Despite a predictable rear-guard action from District 4 (suburban) members Wyatt Bunker, Chris Thomas, and Terry Roland, a Memorandum of Understanding on the merger of Memphis City Schools and Shelby County Schools was handily ratified by the Shelby County Commission at a special meeting Monday — leaving only the Memphis City Council to complete the cycle.
After a mediation process presided over by U.S. District Judge Hardy Mays, the MOU was agreed upon last week by legal representatives of all the contending parties with an interest in the merger of Memphis City Schools with Shelby County Schools. Judge Mays had earlier mandated MCS-SCS merger, more or less along the lines provided for in the Norris-Todd bill, passed earlier this year by the legislature.
The Commission also approved a framework of seven single-member districts for an all-county school board and arranged an interview date, September 7, for applicants interested in filling those seven slots on an interim basis, beginning October 1. Consistent with the Mays ruling, elections for the positions will be held in August 2012, pending completion of merger on September 1, 2013.
All votes were unanimous except for absentees and the opposition of Commissioners Bunker, Thomas and Roland.
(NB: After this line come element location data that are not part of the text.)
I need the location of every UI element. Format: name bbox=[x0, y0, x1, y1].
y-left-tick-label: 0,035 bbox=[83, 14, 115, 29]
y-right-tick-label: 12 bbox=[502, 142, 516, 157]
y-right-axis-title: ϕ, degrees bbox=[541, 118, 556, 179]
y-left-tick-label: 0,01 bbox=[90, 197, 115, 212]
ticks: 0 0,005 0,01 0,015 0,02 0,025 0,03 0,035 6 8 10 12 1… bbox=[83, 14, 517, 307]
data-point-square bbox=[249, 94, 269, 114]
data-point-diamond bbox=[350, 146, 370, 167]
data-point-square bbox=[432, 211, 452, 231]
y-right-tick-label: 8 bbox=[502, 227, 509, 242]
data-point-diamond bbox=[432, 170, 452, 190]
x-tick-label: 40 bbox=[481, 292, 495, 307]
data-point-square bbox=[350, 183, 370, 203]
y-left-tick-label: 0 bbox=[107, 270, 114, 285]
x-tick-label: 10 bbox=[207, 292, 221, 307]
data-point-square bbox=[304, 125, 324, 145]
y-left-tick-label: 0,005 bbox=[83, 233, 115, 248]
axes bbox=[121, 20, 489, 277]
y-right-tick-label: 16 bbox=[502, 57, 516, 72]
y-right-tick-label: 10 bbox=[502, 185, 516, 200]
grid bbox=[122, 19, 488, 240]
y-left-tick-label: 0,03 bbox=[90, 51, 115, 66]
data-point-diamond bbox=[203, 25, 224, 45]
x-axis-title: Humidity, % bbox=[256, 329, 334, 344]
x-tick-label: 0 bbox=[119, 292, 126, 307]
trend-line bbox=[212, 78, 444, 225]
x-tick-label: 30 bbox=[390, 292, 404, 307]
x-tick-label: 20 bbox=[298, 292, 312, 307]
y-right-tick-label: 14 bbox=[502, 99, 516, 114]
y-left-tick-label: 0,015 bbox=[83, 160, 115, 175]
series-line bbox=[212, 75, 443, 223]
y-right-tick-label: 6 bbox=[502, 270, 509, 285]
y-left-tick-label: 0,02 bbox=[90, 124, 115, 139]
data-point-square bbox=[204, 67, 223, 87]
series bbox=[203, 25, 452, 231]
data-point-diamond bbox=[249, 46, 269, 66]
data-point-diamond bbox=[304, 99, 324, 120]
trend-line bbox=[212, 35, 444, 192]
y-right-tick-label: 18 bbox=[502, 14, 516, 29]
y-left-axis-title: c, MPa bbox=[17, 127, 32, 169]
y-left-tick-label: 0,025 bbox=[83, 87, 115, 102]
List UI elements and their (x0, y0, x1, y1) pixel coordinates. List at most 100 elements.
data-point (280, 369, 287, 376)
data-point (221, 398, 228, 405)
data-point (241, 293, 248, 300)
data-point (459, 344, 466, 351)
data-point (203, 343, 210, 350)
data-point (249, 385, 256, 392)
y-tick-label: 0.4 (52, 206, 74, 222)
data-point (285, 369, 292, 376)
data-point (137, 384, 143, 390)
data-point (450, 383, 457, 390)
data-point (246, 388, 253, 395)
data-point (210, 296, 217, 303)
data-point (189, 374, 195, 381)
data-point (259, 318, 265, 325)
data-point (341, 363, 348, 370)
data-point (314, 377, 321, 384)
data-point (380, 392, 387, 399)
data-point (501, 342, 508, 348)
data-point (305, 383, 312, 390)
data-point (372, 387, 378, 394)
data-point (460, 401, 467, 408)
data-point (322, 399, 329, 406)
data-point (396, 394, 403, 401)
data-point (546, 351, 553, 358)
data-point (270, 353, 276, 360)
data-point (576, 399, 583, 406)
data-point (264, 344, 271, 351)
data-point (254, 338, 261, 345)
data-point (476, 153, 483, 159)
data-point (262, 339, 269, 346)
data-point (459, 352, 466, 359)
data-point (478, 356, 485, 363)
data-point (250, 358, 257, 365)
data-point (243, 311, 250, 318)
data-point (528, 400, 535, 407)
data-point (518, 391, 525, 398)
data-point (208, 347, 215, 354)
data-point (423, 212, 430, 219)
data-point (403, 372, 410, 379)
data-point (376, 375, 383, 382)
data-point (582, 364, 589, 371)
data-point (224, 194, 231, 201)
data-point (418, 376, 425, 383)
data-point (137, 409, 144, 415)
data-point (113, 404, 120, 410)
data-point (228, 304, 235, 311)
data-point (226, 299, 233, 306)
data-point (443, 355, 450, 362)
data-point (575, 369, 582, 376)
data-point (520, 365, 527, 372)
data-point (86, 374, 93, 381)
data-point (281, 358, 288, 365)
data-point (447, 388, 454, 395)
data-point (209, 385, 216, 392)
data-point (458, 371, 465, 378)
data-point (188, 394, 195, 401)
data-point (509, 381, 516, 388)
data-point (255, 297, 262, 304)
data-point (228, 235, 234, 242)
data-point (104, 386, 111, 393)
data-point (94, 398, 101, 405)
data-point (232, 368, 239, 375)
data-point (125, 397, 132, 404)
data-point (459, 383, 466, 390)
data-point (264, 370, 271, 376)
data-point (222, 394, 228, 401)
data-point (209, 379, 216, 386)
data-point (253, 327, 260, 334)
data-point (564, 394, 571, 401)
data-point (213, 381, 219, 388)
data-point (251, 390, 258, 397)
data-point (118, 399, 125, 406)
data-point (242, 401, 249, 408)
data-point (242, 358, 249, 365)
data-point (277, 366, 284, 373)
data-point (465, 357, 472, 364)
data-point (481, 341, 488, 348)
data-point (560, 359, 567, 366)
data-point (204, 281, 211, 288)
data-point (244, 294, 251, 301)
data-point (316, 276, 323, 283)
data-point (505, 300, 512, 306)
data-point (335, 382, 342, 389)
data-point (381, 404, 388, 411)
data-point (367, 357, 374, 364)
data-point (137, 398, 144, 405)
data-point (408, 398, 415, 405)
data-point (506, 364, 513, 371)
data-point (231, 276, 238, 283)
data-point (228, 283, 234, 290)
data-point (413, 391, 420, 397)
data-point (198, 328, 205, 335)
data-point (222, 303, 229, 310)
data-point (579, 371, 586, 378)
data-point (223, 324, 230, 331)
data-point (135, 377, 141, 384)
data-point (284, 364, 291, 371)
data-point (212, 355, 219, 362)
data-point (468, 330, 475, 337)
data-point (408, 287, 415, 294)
The three suburban commissioners repeated their previous objections to the entire merger process — essentially, as Bunker put it, that a functioning system, Shelby County Schools, was being shut down prematurely and forced into unwanted union with a problematic city system, that, in Roland’s words, the people of District 4 “don’t want this,” and that, as Thomas predicted, adverse educational change would be the consequence.
After hearing further protests from the dissenting commissioners, the Commission majority agreed to be flexible on ground rules for the candidate interviews — for example, removing from a list of FAQ’s (Frequently Asked Questions) for the candidates inquiries about party affiliation or prior attitudes toward school merger. As various members of the Commission majority pointed out, however, questions of that sort are likely to be asked anyhow, though, just not listed.
A further stipulation was that those candidates who had submitted themselves to examination in March, when the Commission was considering making appointment to a provisional 25-member board, would not need to repeat the entire interview process, though they would be subject to questions by commissioners.